The first part of the Great American Outdoors Act would provide full and permanent funding of $900 million each year for LWCF, the amount it is authorized to receive from offshore oil and gas revenues — not tax dollars.

Research on the impact of the LWCF shows that $1 spent generates $4 in economic value from natural resource goods and services alone, and that every $1 million invested in LWCF could support up to 30 jobs. In Iowa LWCF dollars have already been used to fund the Upper Mississippi River National Wildlife Refuge, the Neal Smith National Wildlife Refuge, and the Forest Legacy Project Maquoketa Caves.

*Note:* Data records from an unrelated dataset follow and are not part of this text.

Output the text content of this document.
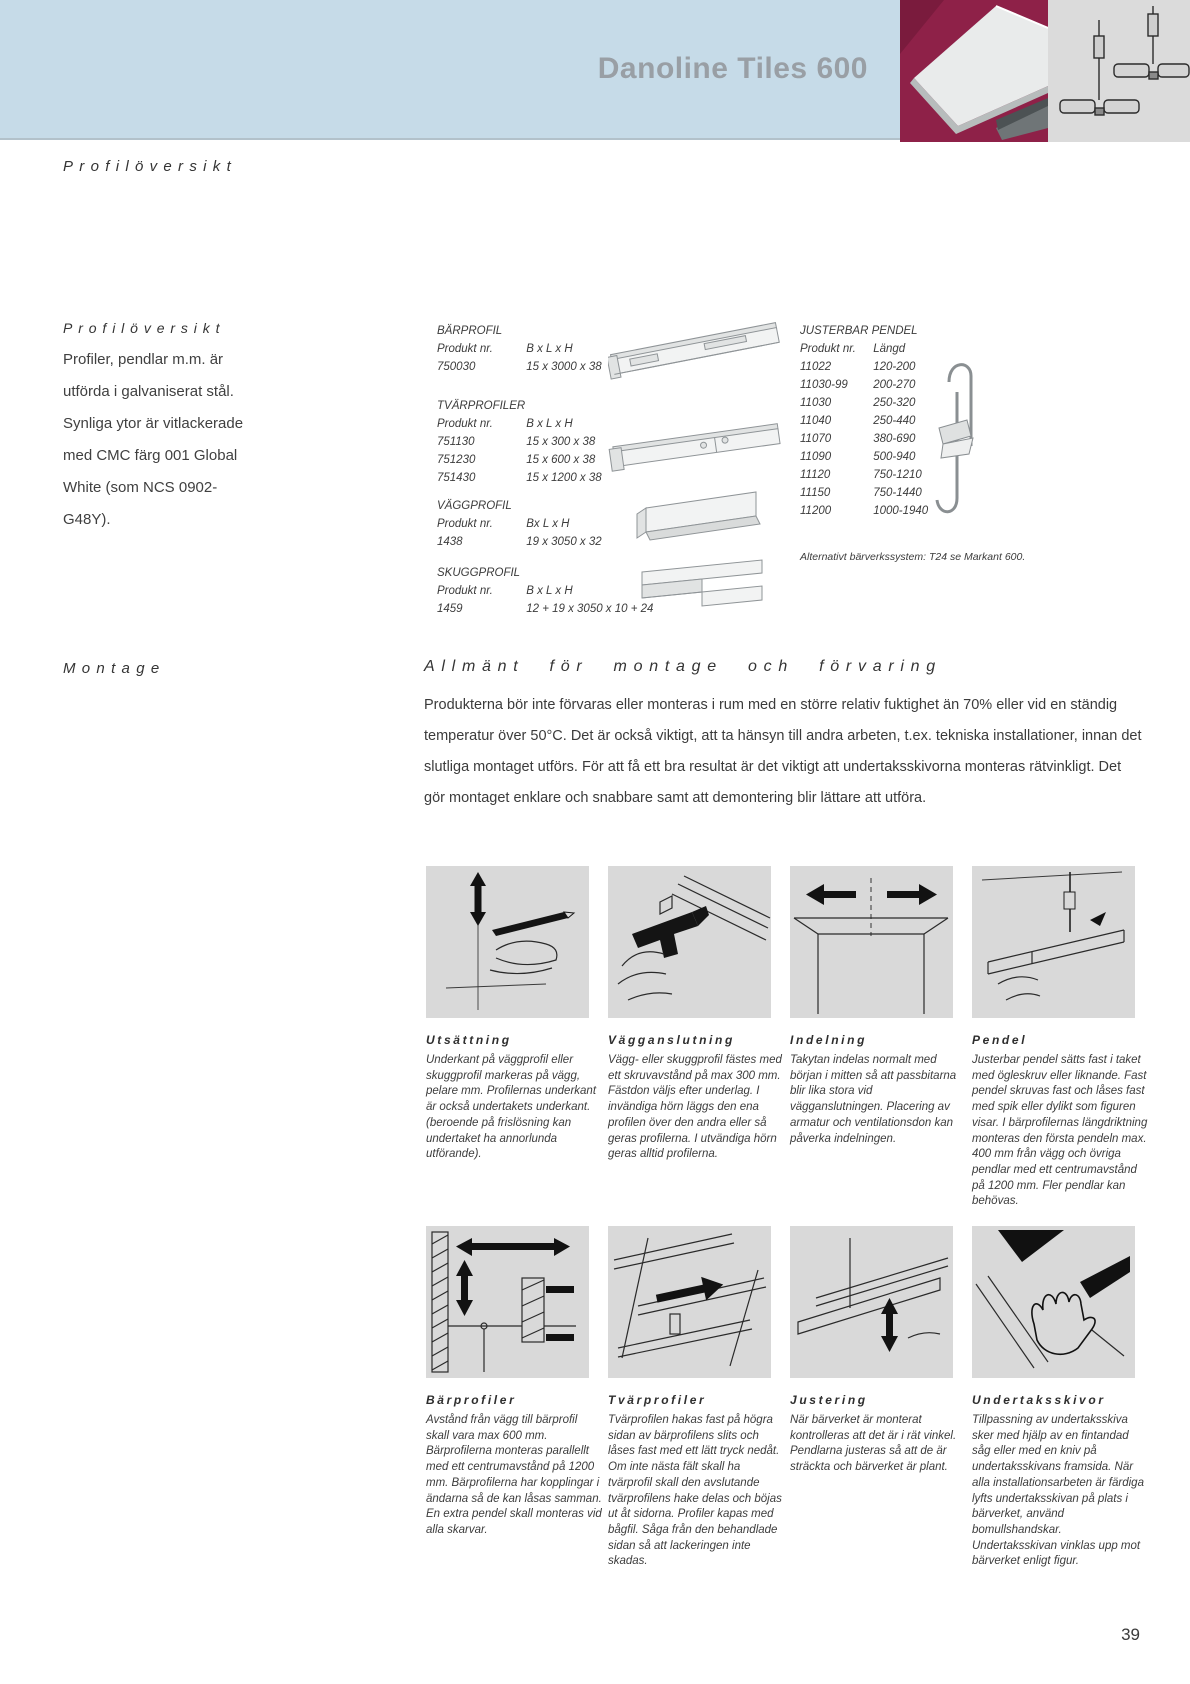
Danoline Tiles 600
Profilöversikt
Profilöversikt
Profiler, pendlar m.m. är
utförda i galvaniserat stål.
Synliga ytor är vitlackerade
med CMC färg 001 Global
White (som NCS 0902-
G48Y).
BÄRPROFIL
Produkt nr.	B x L x H
750030	15 x 3000 x 38
TVÄRPROFILER
Produkt nr.	B x L x H
751130	15 x 300 x 38
751230	15 x 600 x 38
751430	15 x 1200 x 38
VÄGGPROFIL
Produkt nr.	Bx L x H
1438	19 x 3050 x 32
SKUGGPROFIL
Produkt nr.	B x L x H
1459	12 + 19 x 3050 x 10 + 24
JUSTERBAR PENDEL
Produkt nr. Längd
11022	120-200
11030-99 200-270
11030	250-320
11040	250-440
11070	380-690
11090	500-940
11120	750-1210
11150	750-1440
11200	1000-1940
Alternativt bärverkssystem: T24 se Markant 600.
Montage	Allmänt för montage och förvaring
Produkterna bör inte förvaras eller monteras i rum med en större relativ fuktighet än 70% eller vid en ständig temperatur över 50°C. Det är också viktigt, att ta hänsyn till andra arbeten, t.ex. tekniska installationer, innan det slutliga montaget utförs. För att få ett bra resultat är det viktigt att undertaksskivorna monteras rätvinkligt. Det gör montaget enklare och snabbare samt att demontering blir lättare att utföra.
Utsättning
Underkant på väggprofil eller skuggprofil markeras på vägg, pelare mm. Profilernas underkant är också undertakets underkant. (beroende på frislösning kan undertaket ha annorlunda utförande).
Vägganslutning
Vägg- eller skuggprofil fästes med ett skruvavstånd på max 300 mm. Fästdon väljs efter underlag. I invändiga hörn läggs den ena profilen över den andra eller så geras profilerna. I utvändiga hörn geras alltid profilerna.
Indelning
Takytan indelas normalt med början i mitten så att passbitarna blir lika stora vid vägganslutningen. Placering av armatur och ventilationsdon kan påverka indelningen.
Pendel
Justerbar pendel sätts fast i taket med ögleskruv eller liknande. Fast pendel skruvas fast och låses fast med spik eller dylikt som figuren visar. I bärprofilernas längdriktning monteras den första pendeln max. 400 mm från vägg och övriga pendlar med ett centrumavstånd på 1200 mm. Fler pendlar kan behövas.
Bärprofiler
Avstånd från vägg till bärprofil skall vara max 600 mm. Bärprofilerna monteras parallellt med ett centrumavstånd på 1200 mm. Bärprofilerna har kopplingar i ändarna så de kan låsas samman. En extra pendel skall monteras vid alla skarvar.
Tvärprofiler
Tvärprofilen hakas fast på högra sidan av bärprofilens slits och låses fast med ett lätt tryck nedåt. Om inte nästa fält skall ha tvärprofil skall den avslutande tvärprofilens hake delas och böjas ut åt sidorna. Profiler kapas med bågfil. Såga från den behandlade sidan så att lackeringen inte skadas.
Justering
När bärverket är monterat kontrolleras att det är i rät vinkel. Pendlarna justeras så att de är sträckta och bärverket är plant.
Undertaksskivor
Tillpassning av undertaksskiva sker med hjälp av en fintandad såg eller med en kniv på undertaksskivans framsida. När alla installationsarbeten är färdiga lyfts undertaksskivan på plats i bärverket, använd bomullshandskar. Undertaksskivan vinklas upp mot bärverket enligt figur.
39
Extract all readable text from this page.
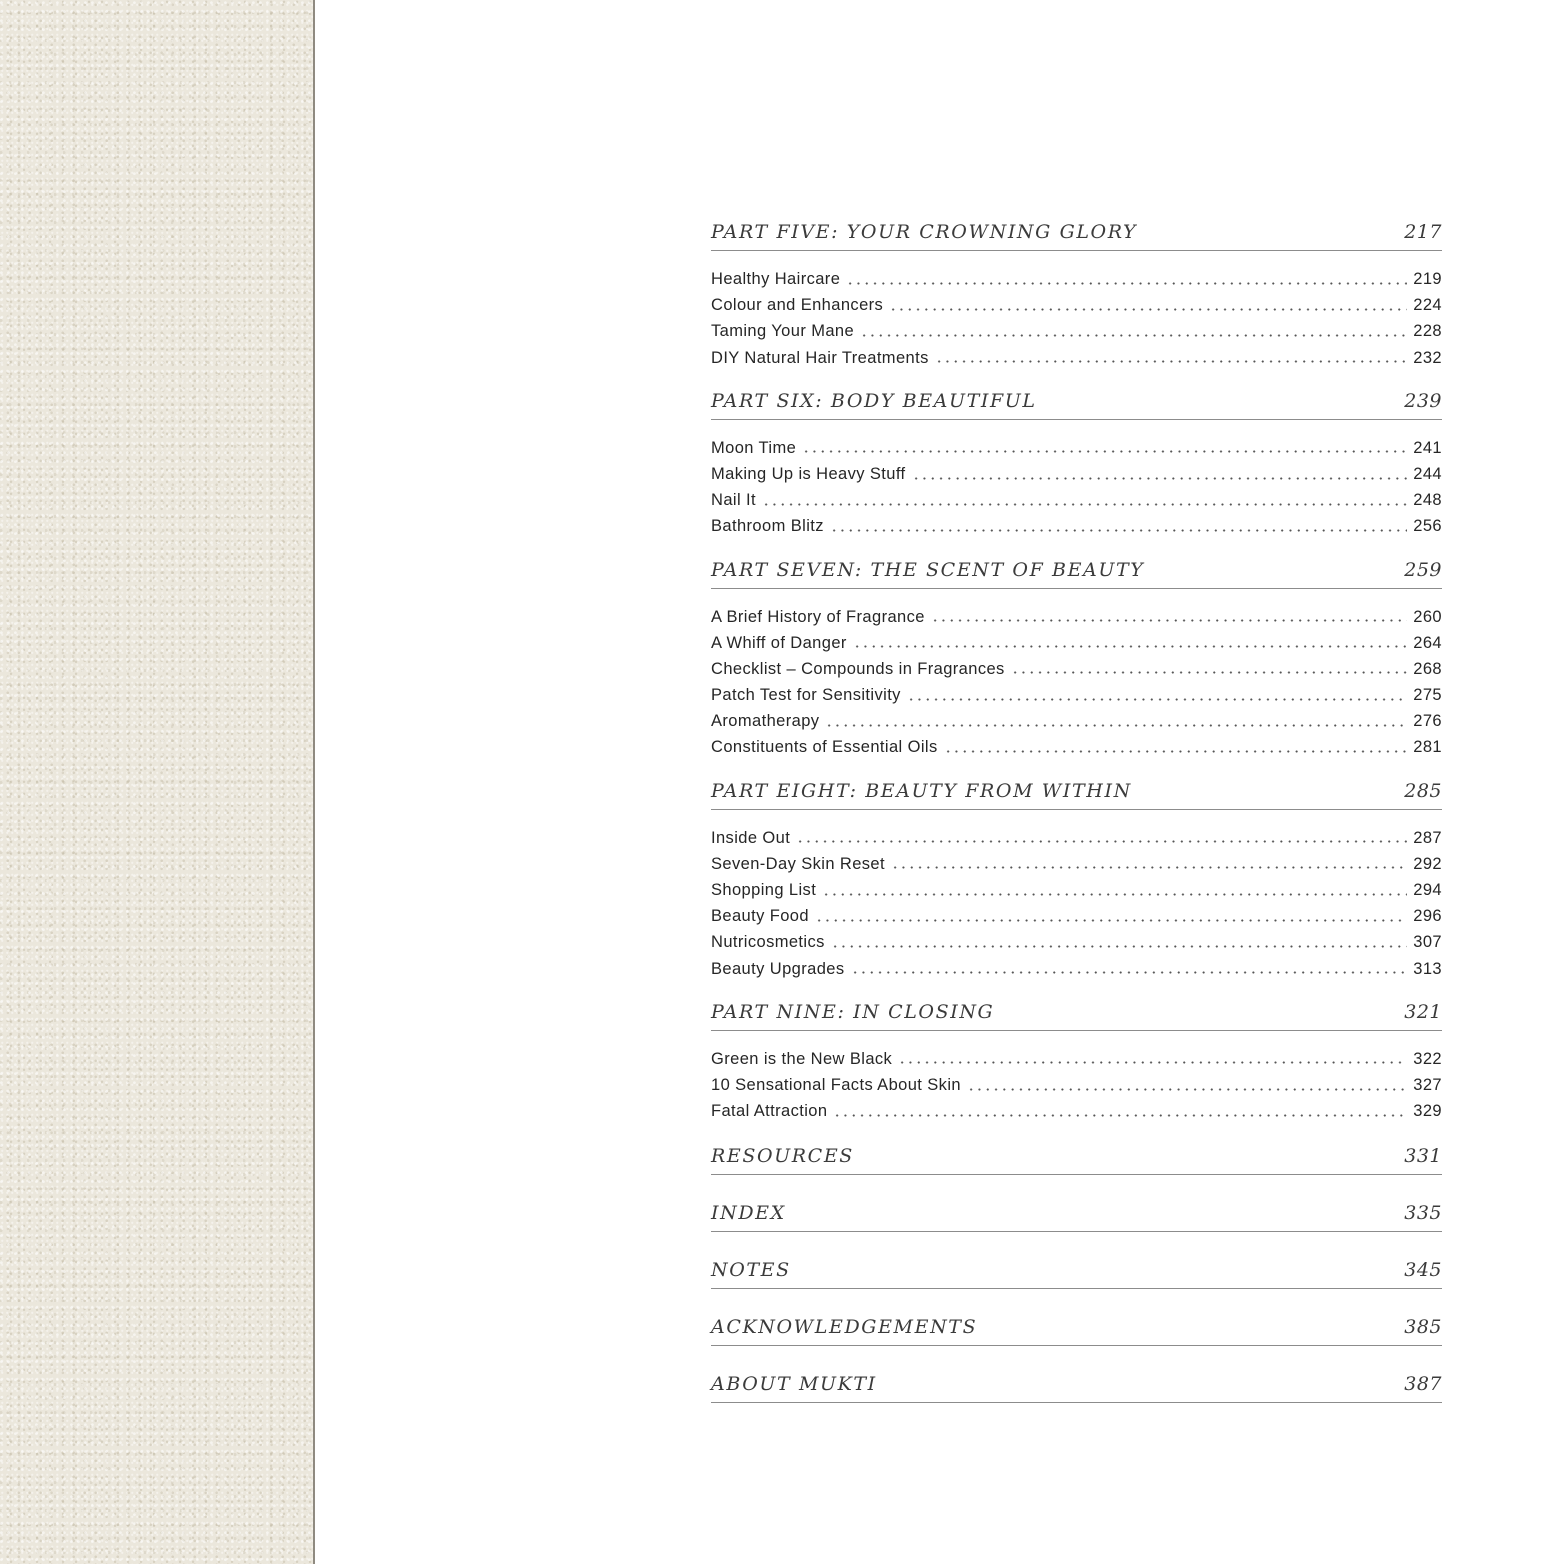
PART FIVE: YOUR CROWNING GLORY	217
Healthy Haircare	219
Colour and Enhancers	224
Taming Your Mane	228
DIY Natural Hair Treatments	232
PART SIX: BODY BEAUTIFUL	239
Moon Time	241
Making Up is Heavy Stuff	244
Nail It	248
Bathroom Blitz	256
PART SEVEN: THE SCENT OF BEAUTY	259
A Brief History of Fragrance	260
A Whiff of Danger	264
Checklist – Compounds in Fragrances	268
Patch Test for Sensitivity	275
Aromatherapy	276
Constituents of Essential Oils	281
PART EIGHT: BEAUTY FROM WITHIN	285
Inside Out	287
Seven-Day Skin Reset	292
Shopping List	294
Beauty Food	296
Nutricosmetics	307
Beauty Upgrades	313
PART NINE: IN CLOSING	321
Green is the New Black	322
10 Sensational Facts About Skin	327
Fatal Attraction	329
RESOURCES	331
INDEX	335
NOTES	345
ACKNOWLEDGEMENTS	385
ABOUT MUKTI	387
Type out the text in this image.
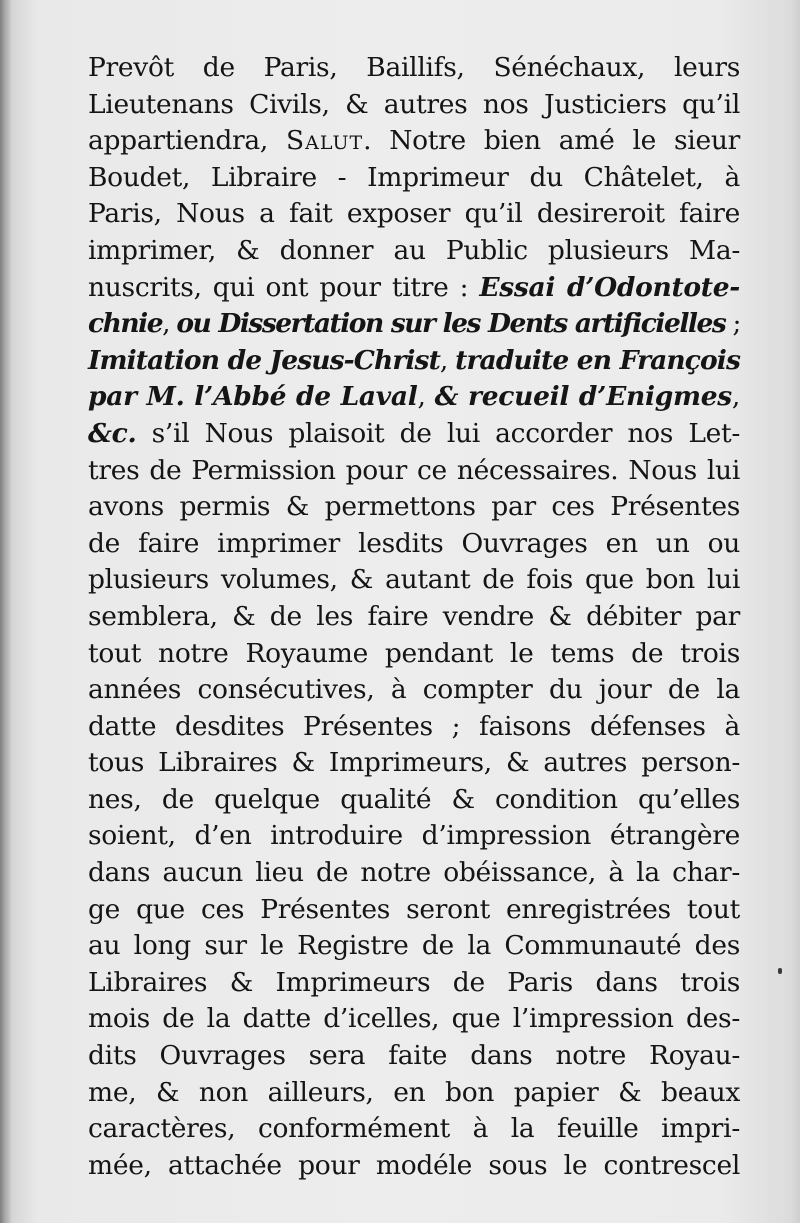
Prevôt de Paris, Baillifs, Sénéchaux, leurs
Lieutenans Civils, & autres nos Justiciers qu’il
appartiendra, Salut. Notre bien amé le sieur
Boudet, Libraire - Imprimeur du Châtelet, à
Paris, Nous a fait exposer qu’il desireroit faire
imprimer, & donner au Public plusieurs Ma-
nuscrits, qui ont pour titre : Essai d’Odontote-
chnie, ou Dissertation sur les Dents artificielles ;
Imitation de Jesus-Christ, traduite en François
par M. l’Abbé de Laval, & recueil d’Enigmes,
&c. s’il Nous plaisoit de lui accorder nos Let-
tres de Permission pour ce nécessaires. Nous lui
avons permis & permettons par ces Présentes
de faire imprimer lesdits Ouvrages en un ou
plusieurs volumes, & autant de fois que bon lui
semblera, & de les faire vendre & débiter par
tout notre Royaume pendant le tems de trois
années consécutives, à compter du jour de la
datte desdites Présentes ; faisons défenses à
tous Libraires & Imprimeurs, & autres person-
nes, de quelque qualité & condition qu’elles
soient, d’en introduire d’impression étrangère
dans aucun lieu de notre obéissance, à la char-
ge que ces Présentes seront enregistrées tout
au long sur le Registre de la Communauté des
Libraires & Imprimeurs de Paris dans trois
mois de la datte d’icelles, que l’impression des-
dits Ouvrages sera faite dans notre Royau-
me, & non ailleurs, en bon papier & beaux
caractères, conformément à la feuille impri-
mée, attachée pour modéle sous le contrescel
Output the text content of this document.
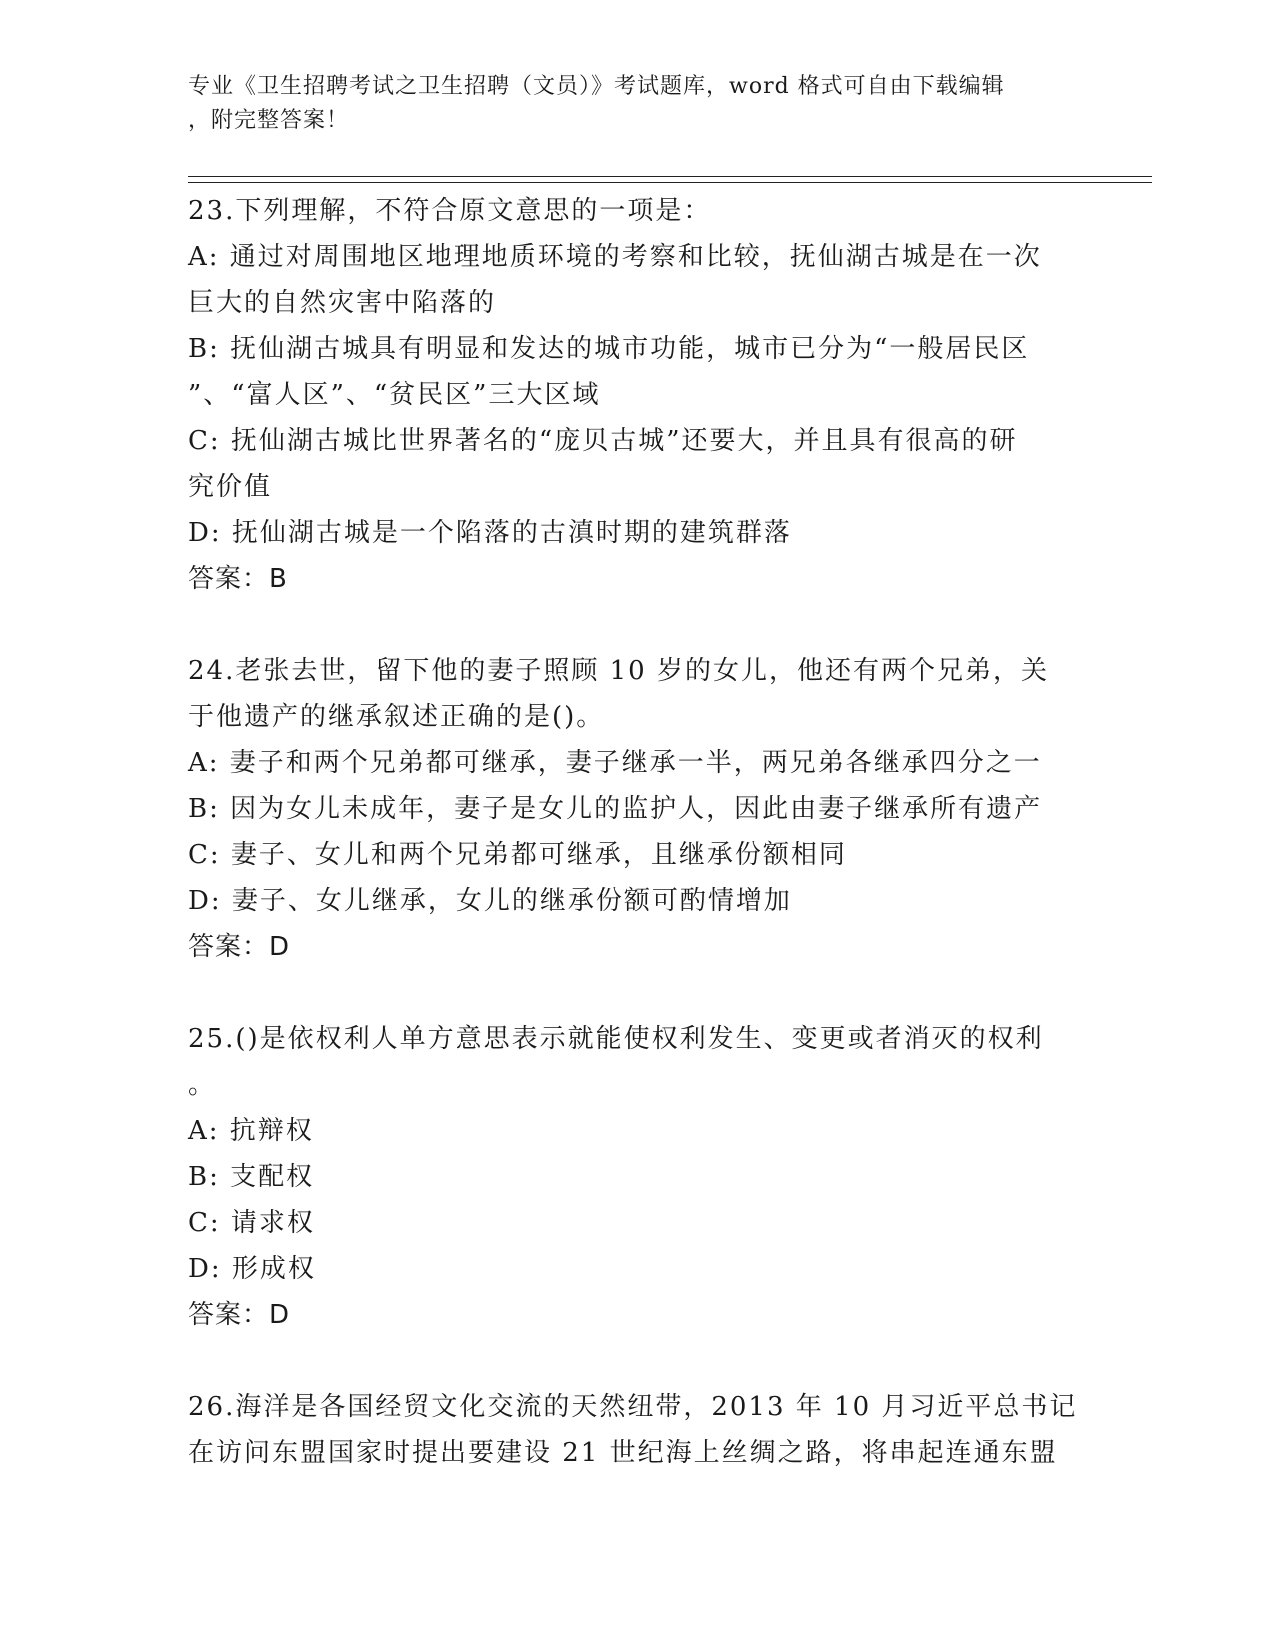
专业《卫生招聘考试之卫生招聘（文员）》考试题库，word 格式可自由下载编辑
，附完整答案！
23.下列理解，不符合原文意思的一项是：
A: 通过对周围地区地理地质环境的考察和比较，抚仙湖古城是在一次
巨大的自然灾害中陷落的
B: 抚仙湖古城具有明显和发达的城市功能，城市已分为“一般居民区
”、“富人区”、“贫民区”三大区域
C: 抚仙湖古城比世界著名的“庞贝古城”还要大，并且具有很高的研
究价值
D: 抚仙湖古城是一个陷落的古滇时期的建筑群落
答案：B
24.老张去世，留下他的妻子照顾 10 岁的女儿，他还有两个兄弟，关
于他遗产的继承叙述正确的是()。
A: 妻子和两个兄弟都可继承，妻子继承一半，两兄弟各继承四分之一
B: 因为女儿未成年，妻子是女儿的监护人，因此由妻子继承所有遗产
C: 妻子、女儿和两个兄弟都可继承，且继承份额相同
D: 妻子、女儿继承，女儿的继承份额可酌情增加
答案：D
25.()是依权利人单方意思表示就能使权利发生、变更或者消灭的权利
。
A: 抗辩权
B: 支配权
C: 请求权
D: 形成权
答案：D
26.海洋是各国经贸文化交流的天然纽带，2013 年 10 月习近平总书记
在访问东盟国家时提出要建设 21 世纪海上丝绸之路，将串起连通东盟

The second part of the bill would invest $1.9 billion annually for the next five years to help address a massive backlog of unmet maintenance needs at national parks and other public lands. The National Park Service alone reports over 325 million visits each year, bringing opportunities for safe places to exercise, rejuvenate and improve our well-being. And, the economic benefits from those visits support local communities. Visitor spending at stores, hotels, gas stations and restaurants supports nearly 330,000 annual jobs and over $40 billion in total national economic output.

All told, the Great American Outdoors Act would improve access to nature in places both close to home and worth traveling to when it is safe to do so — all while being a part of the solution for some of our economic, health and societal challenges. Thank you to our Congressional delegation who supported the Great American Outdoors Act. It is refreshing to see an issue that can receive bipartisan support. The Nature Conservancy is proud to have played a role in the completion of this vital legislation.

Amber Markham is the director of external affairs for The Nature Conservancy in Iowa.